The account that creates the organization, MSSP FortiCloud Account-A in this example, is automatically added to the Organization and contains the FortiGates from the default subaccount upon migration. |
To migrate from FortiGate Cloud legacy multitenancy to FortiCloud Organizations:
- Log in to the desired FortiCloud account, MSSP FortiCloud Account-A in this example. Create an organization. See Creating an organization.
- Create the sub-OUs, OU-1 and OU-2 in this example. See Adding and deleting OUs.
- Create a customer FortiCloud account for each customer, Customer acct-1 and Customer acct-2 in this example. See Creating new Member Accounts. Select I want to use real email to enable login to the customer account with email/password with full privileges in addition to login via IAM. To set password, customer can use Forget Password during the first-time login.
- Configure users and access permissions:
- Log in to FortiCloud as MSSP FortiCloud Account-A.
- Go to the IAM portal.
- Create the necessary Organization permission profiles. See Creating a permission profile. The following provides examples of the profiles configured for this example:
Profile name
Permissions
Description
full-admin-access
- Asset Management: Admin
- FortiGate Cloud: Admin
- Admin access to the Asset Management portal and FortiGate Cloud
- No access to other cloud services
customer-1-fgtc-access
FortiGate Cloud: Admin
- Admin access to FortiGate Cloud to view the devices
- No access to other FortiCloud services
customer-2-fgtc-asset-access
- Asset Management: Read- Only
- FortiGate Cloud: Admin
- Admin access to FortiGate Cloud to view the devices
- Read-Only access to asset management
- No access to other FortiCloud services
- Create the necessary IAM users. See Creating a new IAM user. The following provides examples of the users configured for this example:
IAM username
OU scope (OU)
Permission profile
org-iam-admin
MSSP-Org
full-admin-access
customer1-user
Customer-1
customer-1-fgtc-access
customer2-user
Customer-2
customer-2-fgtc-asset-access
To map legacy subaccount users to the new OU IAM users, in FortiGate Cloud, go to Settings > Account Setting. Click Export. You can use this to track the association between each subaccount user and its current subaccounts.

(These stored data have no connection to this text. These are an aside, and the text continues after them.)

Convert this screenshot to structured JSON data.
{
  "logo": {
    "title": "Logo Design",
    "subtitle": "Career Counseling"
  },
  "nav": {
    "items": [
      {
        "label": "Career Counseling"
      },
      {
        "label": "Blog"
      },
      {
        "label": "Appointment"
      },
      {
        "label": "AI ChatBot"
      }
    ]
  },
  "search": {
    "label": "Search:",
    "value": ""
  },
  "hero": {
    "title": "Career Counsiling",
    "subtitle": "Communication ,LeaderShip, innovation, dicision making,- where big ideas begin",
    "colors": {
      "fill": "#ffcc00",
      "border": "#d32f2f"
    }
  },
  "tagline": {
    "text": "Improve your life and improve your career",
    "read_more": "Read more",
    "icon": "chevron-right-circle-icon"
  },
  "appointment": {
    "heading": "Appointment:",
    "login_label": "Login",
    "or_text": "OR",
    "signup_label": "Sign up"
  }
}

- Transfer FortiGates to customer accounts:
- Log in to FortiGate Cloud. The OU Dashboard displays.
- Go to Assets > Asset list.
- Select the desired account.
- Select the desired devices.
- Click Transfer FortiGates.
- From the To dropdown list, select the desired account to transfer the device to.
- Select the desired data transfer option. If you select Migrate data to new account, the device's configuration backups, existing logs, report instances, and report configurations are migrated to the new account.